2024-11-23 12:51:06 +00:00 · 2016-08-18 18:27:39 +09:00 · 2016-08-18 18:27:39 +09:00 · f97add6317
commit f97add6317
parent 31a17a020e
2 changed files with 48 additions and 42 deletions
--- a/configure.py
+++ b/configure.py
@ -5,17 +5,19 @@
 from __future__ import print_function, unicode_literals

 import codecs
-import json
 import os
 import subprocess
 import sys
-
-from collections import Iterable
+import textwrap


 base_dir = os.path.abspath(os.path.dirname(__file__))
 sys.path.insert(0, os.path.join(base_dir, 'python', 'mozbuild'))
 from mozbuild.configure import ConfigureSandbox
+from mozbuild.util import (
+    indented_repr,
+    encode,
+)


 def main(argv):
@ -60,49 +62,27 @@ def config_status(config):
    print("Creating config.status", file=sys.stderr)
    encoding = 'mbcs' if sys.platform == 'win32' else 'utf-8'
    with codecs.open('config.status', 'w', encoding) as fh:
-        fh.write('#!%s\n' % config['PYTHON'])
-        fh.write('# coding=%s\n' % encoding)
-        # Because we're serializing as JSON but reading as python, the values
-        # for True, False and None are true, false and null, which don't exist.
-        # Define them.
-        fh.write('true, false, null = True, False, None\n')
+        fh.write(textwrap.dedent('''\
+            #!%(python)s
+            # coding=%(encoding)s
+            from __future__ import unicode_literals
+            from mozbuild.util import encode
+            encoding = '%(encoding)s'
+        ''') % {'python': config['PYTHON'], 'encoding': encoding})
+        # A lot of the build backend code is currently expecting byte
+        # strings and breaks in subtle ways with unicode strings. (bug 1296508)
        for k, v in sanitized_config.iteritems():
-            fh.write('%s = ' % k)
-            json.dump(v, fh, sort_keys=True, indent=4, ensure_ascii=False)
-            fh.write('\n')
+            fh.write('%s = encode(%s, encoding)\n' % (k, indented_repr(v)))
        fh.write("__all__ = ['topobjdir', 'topsrcdir', 'defines', "
                 "'non_global_defines', 'substs', 'mozconfig']")

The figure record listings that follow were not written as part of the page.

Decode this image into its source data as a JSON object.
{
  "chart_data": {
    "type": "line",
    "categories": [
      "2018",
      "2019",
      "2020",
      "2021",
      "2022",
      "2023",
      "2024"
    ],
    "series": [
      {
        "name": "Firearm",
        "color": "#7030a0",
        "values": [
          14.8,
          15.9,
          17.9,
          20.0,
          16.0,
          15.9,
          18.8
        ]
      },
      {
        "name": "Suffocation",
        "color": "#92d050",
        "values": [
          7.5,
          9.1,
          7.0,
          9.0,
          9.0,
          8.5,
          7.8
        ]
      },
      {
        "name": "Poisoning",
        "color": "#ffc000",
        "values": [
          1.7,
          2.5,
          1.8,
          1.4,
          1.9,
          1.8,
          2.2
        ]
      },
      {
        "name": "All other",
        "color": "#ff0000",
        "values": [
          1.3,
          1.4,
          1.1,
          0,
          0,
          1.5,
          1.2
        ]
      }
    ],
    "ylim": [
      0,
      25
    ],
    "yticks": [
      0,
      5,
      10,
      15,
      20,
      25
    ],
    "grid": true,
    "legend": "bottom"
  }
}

        if config.get('MOZ_BUILD_APP') != 'js' or config.get('JS_STANDALONE'):
-            fh.write('''
-if __name__ == '__main__':
-    args = dict([(name, globals()[name]) for name in __all__])
-    from mozbuild.config_status import config_status
-    config_status(**args)
-''')
-
-    # Running config.status standalone uses byte literals for all the config,
-    # instead of the unicode literals we have in sanitized_config right now.
-    # Some values in sanitized_config also have more complex types, such as
-    # EnumString, which using when calling config_status would currently break
-    # the build, as well as making it inconsistent with re-running
-    # config.status. Fortunately, EnumString derives from unicode, so it's
-    # covered by converting unicode strings.
-    # Moreover, a lot of the build backend code is currently expecting byte
-    # strings and breaks in subtle ways with unicode strings.
-    def encode(v):
-        if isinstance(v, dict):
-            return {
-                encode(k): encode(val)
-                for k, val in v.iteritems()
-            }
-        if isinstance(v, str):
-            return v
-        if isinstance(v, unicode):
-            return v.encode(encoding)
-        if isinstance(v, Iterable):
-            return [encode(i) for i in v]
-        return v
+            fh.write(textwrap.dedent('''
+                if __name__ == '__main__':
+                    from mozbuild.config_status import config_status
+                    args = dict([(name, globals()[name]) for name in __all__])
+                    config_status(**args)
+            '''))

    # Other things than us are going to run this file, so we need to give it
    # executable permissions.
@ -110,7 +90,16 @@ if __name__ == '__main__':
    if config.get('MOZ_BUILD_APP') != 'js' or config.get('JS_STANDALONE'):
        os.environ[b'WRITE_MOZINFO'] = b'1'
        from mozbuild.config_status import config_status
-        return config_status(args=[], **encode(sanitized_config))
+
+        # Some values in sanitized_config also have more complex types, such as
+        # EnumString, which using when calling config_status would currently
+        # break the build, as well as making it inconsistent with re-running
+        # config.status. Fortunately, EnumString derives from unicode, so it's
+        # covered by converting unicode strings.
+
+        # A lot of the build backend code is currently expecting byte strings
+        # and breaks in subtle ways with unicode strings.
+        return config_status(args=[], **encode(sanitized_config, encoding))
    return 0


--- a/python/mozbuild/mozbuild/util.py
+++ b/python/mozbuild/mozbuild/util.py
@ -24,6 +24,7 @@ import types

 from collections import (
    defaultdict,
+    Iterable,
    OrderedDict,
 )
 from io import (
@ -1244,3 +1245,19 @@ def indented_repr(o, indent=4):
        else:
            yield repr(o)
    return ''.join(recurse_indented_repr(o, 0))
+
+
+def encode(obj, encoding='utf-8'):
+    '''Recursively encode unicode strings with the given encoding.'''
+    if isinstance(obj, dict):
+        return {
+            encode(k, encoding): encode(v, encoding)
+            for k, v in obj.iteritems()
+        }
+    if isinstance(obj, bytes):
+        return obj
+    if isinstance(obj, unicode):
+        return obj.encode(encoding)
+    if isinstance(obj, Iterable):
+        return [encode(i, encoding) for i in obj]
+    return obj